Pesem embora as dificuldades, considero, hoje mais do que nunca, que este é o caminho a seguir. Fazer vista grossa às exigências éticas na política e deixar instalar práticas de permissividade perante os princípios e de promiscuidade nos comportamentos é a melhor forma de fazer singrar o discurso do populismo justiceiro.
Muitas das suspeições de corrupção que permanentemente agitam a nossa sociedade seriam dissipadas se houvesse, da parte dos partidos, coragem para afirmar este discurso e vontade para aplicar estas orientações.
Infelizmente, os partidos - todos eles - teimam em não querer ver a realidade, estão cada vez mais fechados sobre si próprios e crescentemente dependentes de lógicas ou grupos corporativos, cedem aos interesses em vez de darem primazia aos princípios e valores, encontram sempre desculpas ou explicações formais para não fazerem o que lhes compete. Esta prática de impunidade está a destruir a credibilidade e o prestígio dos partidos. Só os próprios ou os seus responsáveis é que não vêem.

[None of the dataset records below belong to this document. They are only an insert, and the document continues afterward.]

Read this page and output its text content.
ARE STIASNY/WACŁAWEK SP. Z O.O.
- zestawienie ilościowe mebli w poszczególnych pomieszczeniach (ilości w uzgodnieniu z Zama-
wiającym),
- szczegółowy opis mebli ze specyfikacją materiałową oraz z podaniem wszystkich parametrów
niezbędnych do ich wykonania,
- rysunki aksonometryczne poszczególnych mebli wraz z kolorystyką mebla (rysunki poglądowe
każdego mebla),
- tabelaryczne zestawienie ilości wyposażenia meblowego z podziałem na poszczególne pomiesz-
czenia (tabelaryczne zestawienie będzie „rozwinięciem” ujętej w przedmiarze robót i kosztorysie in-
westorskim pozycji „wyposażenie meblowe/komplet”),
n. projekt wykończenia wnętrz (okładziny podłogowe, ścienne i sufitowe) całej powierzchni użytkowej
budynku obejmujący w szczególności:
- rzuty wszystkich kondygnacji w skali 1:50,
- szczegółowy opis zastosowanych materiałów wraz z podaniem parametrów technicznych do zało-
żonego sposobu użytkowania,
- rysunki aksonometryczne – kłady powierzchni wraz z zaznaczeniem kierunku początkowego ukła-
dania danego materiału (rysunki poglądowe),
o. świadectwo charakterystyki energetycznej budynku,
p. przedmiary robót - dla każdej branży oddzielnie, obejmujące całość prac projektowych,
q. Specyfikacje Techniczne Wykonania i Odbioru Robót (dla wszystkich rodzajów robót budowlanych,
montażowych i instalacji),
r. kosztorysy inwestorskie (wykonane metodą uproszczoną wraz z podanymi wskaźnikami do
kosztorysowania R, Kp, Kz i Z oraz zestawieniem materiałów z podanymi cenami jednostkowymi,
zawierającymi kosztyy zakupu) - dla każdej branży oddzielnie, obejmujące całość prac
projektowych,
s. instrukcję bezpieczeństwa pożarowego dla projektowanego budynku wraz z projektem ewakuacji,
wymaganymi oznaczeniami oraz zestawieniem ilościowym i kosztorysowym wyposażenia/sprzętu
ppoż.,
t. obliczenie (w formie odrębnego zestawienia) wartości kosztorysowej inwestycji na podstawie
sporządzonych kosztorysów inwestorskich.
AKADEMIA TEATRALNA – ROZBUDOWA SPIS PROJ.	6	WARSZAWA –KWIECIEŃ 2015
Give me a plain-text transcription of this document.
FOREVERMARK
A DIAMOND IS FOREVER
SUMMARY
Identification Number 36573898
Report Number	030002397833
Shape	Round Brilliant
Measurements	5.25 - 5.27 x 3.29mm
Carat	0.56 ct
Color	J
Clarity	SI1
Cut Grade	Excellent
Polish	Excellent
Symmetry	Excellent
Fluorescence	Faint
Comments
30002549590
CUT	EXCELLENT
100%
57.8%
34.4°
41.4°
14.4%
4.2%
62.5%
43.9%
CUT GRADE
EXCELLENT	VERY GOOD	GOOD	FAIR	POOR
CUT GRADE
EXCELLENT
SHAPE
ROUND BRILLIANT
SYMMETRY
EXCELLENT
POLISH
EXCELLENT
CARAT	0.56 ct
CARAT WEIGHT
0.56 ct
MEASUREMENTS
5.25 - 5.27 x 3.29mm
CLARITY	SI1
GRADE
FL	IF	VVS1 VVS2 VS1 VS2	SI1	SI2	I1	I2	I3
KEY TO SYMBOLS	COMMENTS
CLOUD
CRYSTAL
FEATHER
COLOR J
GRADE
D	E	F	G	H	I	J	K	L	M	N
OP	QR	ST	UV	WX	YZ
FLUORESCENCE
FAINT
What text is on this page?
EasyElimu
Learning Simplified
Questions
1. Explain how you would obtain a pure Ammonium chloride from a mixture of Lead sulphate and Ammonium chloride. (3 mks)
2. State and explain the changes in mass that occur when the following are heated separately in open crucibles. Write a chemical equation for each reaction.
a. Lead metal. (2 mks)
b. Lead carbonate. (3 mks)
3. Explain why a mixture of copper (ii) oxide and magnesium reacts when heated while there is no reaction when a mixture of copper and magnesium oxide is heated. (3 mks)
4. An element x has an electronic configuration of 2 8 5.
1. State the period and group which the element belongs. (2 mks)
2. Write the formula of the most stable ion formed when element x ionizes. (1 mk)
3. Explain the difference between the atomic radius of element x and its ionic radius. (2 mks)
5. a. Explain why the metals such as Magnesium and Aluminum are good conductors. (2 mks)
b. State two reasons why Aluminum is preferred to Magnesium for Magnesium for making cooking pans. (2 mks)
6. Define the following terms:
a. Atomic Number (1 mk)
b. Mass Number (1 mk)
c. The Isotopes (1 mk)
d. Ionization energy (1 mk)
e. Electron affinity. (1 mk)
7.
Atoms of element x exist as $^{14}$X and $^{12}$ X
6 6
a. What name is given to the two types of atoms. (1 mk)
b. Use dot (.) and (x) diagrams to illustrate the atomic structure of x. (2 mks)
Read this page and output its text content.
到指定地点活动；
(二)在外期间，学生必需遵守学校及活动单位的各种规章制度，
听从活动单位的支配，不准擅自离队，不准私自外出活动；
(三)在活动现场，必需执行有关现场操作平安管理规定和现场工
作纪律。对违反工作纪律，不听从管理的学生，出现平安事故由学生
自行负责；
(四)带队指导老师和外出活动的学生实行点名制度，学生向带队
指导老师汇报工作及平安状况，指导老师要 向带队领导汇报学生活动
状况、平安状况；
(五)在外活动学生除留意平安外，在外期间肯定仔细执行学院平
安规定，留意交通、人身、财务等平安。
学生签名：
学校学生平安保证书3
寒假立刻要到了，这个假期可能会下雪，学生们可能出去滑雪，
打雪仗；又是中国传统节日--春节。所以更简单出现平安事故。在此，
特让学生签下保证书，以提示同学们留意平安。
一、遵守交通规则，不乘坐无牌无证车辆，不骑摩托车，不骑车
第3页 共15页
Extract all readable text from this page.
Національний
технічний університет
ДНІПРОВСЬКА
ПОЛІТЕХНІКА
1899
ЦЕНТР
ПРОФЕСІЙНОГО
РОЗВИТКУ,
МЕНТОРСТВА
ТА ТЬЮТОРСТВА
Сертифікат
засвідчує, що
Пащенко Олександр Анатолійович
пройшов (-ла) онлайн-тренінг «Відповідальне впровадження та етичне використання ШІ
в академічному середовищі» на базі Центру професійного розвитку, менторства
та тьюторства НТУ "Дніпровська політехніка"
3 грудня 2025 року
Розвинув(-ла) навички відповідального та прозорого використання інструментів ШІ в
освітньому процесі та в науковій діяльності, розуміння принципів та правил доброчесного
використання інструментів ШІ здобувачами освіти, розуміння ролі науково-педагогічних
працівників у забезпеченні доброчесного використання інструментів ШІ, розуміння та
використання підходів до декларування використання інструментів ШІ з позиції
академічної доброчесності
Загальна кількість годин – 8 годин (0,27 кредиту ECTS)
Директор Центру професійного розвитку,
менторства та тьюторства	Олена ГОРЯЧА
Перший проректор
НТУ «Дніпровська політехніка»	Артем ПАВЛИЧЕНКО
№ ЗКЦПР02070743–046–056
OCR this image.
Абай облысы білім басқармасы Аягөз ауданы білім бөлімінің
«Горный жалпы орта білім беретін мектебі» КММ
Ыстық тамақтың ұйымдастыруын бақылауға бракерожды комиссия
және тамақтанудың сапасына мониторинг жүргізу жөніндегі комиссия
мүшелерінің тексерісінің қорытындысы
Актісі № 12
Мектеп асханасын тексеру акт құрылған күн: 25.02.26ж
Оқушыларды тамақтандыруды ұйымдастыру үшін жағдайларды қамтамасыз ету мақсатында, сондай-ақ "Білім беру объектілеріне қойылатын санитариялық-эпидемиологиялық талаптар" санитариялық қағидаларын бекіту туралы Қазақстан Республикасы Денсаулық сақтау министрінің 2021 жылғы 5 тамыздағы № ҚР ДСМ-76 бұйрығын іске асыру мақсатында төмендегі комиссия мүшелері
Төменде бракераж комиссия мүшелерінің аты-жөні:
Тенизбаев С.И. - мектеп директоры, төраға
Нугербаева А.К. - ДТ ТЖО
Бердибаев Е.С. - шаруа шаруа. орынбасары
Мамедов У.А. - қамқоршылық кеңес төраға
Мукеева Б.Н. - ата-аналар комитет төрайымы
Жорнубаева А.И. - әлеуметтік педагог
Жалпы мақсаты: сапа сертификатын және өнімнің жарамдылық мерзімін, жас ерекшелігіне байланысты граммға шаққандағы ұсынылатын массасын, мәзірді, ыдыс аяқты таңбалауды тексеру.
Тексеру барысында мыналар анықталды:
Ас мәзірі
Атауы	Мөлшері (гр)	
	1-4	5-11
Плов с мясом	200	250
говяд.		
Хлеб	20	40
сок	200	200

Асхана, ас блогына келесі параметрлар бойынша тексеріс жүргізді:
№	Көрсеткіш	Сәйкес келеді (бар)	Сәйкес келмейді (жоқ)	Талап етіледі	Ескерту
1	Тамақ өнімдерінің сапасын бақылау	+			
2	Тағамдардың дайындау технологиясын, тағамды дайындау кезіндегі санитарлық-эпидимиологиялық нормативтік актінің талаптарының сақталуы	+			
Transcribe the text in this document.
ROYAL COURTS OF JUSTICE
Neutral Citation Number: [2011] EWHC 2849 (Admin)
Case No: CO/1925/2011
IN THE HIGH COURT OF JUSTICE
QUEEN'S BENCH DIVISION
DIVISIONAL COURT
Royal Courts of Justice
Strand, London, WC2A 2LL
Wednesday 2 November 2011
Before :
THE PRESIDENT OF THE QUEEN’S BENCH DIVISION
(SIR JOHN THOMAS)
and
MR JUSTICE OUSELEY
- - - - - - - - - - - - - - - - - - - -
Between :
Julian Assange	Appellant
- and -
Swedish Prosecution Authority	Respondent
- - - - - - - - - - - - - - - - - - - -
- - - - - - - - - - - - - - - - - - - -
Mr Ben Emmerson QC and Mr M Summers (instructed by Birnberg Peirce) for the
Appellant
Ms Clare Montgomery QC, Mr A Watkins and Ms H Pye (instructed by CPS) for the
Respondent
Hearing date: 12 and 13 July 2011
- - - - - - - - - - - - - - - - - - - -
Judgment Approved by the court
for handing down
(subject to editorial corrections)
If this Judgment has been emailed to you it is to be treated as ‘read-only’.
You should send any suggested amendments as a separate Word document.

A ética é uma exigência intemporal. Mas ela é particularmente importante em tempos de dificuldades, como aqueles que vivemos. Os cidadãos que fazem sacrifícios no seu dia-a-dia e que estão preocupados em relação ao seu futuro têm de ver nos responsáveis políticos, em todas as instâncias do poder, um exemplo e uma referência. Um exemplo de fidelidade ao serviço público, uma referência de credibilidade.
Há várias eleições no próximo ano. Os partidos vão ser chamados a aprovar programas eleitorais, a escolher candidatos, a fazer opções e a assumir compromissos políticos. Considero ser um bom momento para arrepiar caminho e voltar a colocar no centro da agenda política nacional o tema da ética na vida política.
Agir desta forma não pode ser, porém, um exercício de platonismo político. A credibilidade só se afirma quando há coerência entre o que se diz e o que se faz, quando o discurso tem consequências práticas e visíveis.